Hervé Le Corre est un auteur rare. Après Les cœurs déchiquetés, on attendait depuis cinq ans. Cela valait la peine, Après la guerre est une magnifique réussite.
Bordeaux dans les années cinquante. Les plaies de la guerre sont loin d’être cicatrisées et une autre pointe son nez, au sud, en Algérie. Le commissaire Darlac est une pourriture. Collabo il a réussi à passer au travers de l’épuration de la libération et, grâce à un réseau de pourris de tous types, chez les flics autant que chez les truands, il tient la ville malgré ceux qui voudraient bien avoir sa peau. Daniel a vingt ans, il travaille dans un garage et s’apprête à partir en Algérie. Ses parents ont été pris dans une des dernières rafles de la guerre et sont morts dans les camps. Un jour un homme débarque au garage, pour faire réparer une moto. Un revenant qui va faire remonter à la surface ce que tant de gens veulent cacher. Pendant ce temps, en Algérie …
Il y a les polars prêt à porter, tout-venant. Hervé le Corre livre ici le haut de gamme du sur-mesure dans la grande tradition. Le classique dans sa perfection, un peu comme les meilleurs films de Clint Eastwood … Cela paraît presque simple, ou naturel, tant la richesse et la puissance du roman s’appuient sur une écriture et une construction qui évite toute esbroufe pour se concentrer sur l’essentiel.
L’essentiel commence avec les personnages. Le flic pourri, ses comparses, sa famille ; Daniel et ses peurs, ses doutes face à la guerre, la difficulté de rester fidèle à des valeurs pas toujours très claires à vingt ans quand on est confronté à la souffrance, la peur, la mort ; et les autres, marqués par le passé, fracassés, révoltés ou résignés, valeureux, lâches, pourris … Des personnages complexes et incarnés, dont on ressent les doutes, les rages, les envies et qui portent le roman tout au long de ses cinq cent pages.
La ville de Bordeaux ensuite, sale, à peine sortie de la guerre, peinant à digérer ses traumatismes et ses trahisons, à l’image du pays. Une ville grise et humide, dont les rues sombres sentent non pas le grand cru mais la vinasse et la vase de la Gironde.

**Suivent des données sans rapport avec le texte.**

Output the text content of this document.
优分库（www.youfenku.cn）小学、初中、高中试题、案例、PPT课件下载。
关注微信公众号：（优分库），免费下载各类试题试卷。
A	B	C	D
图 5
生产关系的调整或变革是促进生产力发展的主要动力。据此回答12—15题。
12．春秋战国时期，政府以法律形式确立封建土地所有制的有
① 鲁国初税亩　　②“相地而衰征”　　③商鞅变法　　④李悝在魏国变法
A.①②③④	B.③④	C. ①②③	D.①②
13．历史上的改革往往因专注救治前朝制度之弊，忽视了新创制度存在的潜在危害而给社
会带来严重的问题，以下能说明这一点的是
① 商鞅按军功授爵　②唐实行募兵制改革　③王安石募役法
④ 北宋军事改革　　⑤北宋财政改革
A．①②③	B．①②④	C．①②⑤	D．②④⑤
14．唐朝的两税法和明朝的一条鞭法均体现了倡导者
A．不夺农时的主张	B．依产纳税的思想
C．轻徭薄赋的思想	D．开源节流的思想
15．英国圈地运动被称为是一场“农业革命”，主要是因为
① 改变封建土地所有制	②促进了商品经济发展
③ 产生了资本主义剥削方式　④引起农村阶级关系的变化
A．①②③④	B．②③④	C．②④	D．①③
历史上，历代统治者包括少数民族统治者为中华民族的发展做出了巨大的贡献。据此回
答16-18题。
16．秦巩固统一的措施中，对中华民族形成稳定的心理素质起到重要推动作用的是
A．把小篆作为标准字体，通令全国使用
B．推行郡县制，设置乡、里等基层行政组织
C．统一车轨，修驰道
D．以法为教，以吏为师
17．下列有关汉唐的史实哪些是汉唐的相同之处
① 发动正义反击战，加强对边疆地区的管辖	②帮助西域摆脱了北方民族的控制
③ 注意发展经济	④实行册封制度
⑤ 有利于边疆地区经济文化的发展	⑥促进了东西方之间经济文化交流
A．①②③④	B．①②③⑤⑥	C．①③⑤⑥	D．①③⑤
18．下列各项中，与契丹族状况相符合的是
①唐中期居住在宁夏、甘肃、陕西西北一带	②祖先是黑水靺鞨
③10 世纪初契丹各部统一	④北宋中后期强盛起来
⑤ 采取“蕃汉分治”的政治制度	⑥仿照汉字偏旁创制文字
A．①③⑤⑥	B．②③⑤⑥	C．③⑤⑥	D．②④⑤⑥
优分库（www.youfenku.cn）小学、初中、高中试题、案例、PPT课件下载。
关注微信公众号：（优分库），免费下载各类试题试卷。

Tous ces personnages, la ville, mais aussi l’Algérie participent à une danse macabre, lente spirale qui, au gré d’une intrigue éclatée entre les différents protagonistes entraine le lecteur vers un final inévitable. Comme dans la spirale, les différents bras tournent les uns autour des autres, se rapprochant petit à petit d’un centre qui ne peut être que tragique.
A tous ces ingrédients qui, à eux seuls, donneraient déjà un excellent polar il faut ajouter la saisissante peinture de toute une époque historique trouble. Cette époque où les vilains secrets de la guerre, les compromissions de la collaboration, les petits arrangements de la libération, les rancœurs et les haines qui en découlent, les envies de vengeance où les douleurs insupportables se mêlent à d’autres drames en devenir en Algérie.
Hervé le Corre excelle dans la description ô combien difficile de toutes ces souffrances. Il excelle car il arrive à écrire l’indicible de façon crédible, sans tomber dans le voyeurisme ni le pathos dégoulinant. Il émeut, terriblement, dans la dignité. Et cela donne une très grande force à ses personnages et à son roman.
Nous avons attendu cinq ans, cela valait la peine, un grand roman à découvrir absolument.
Hervé Le Corre / Après la guerre, Rivages/Thriller (2014).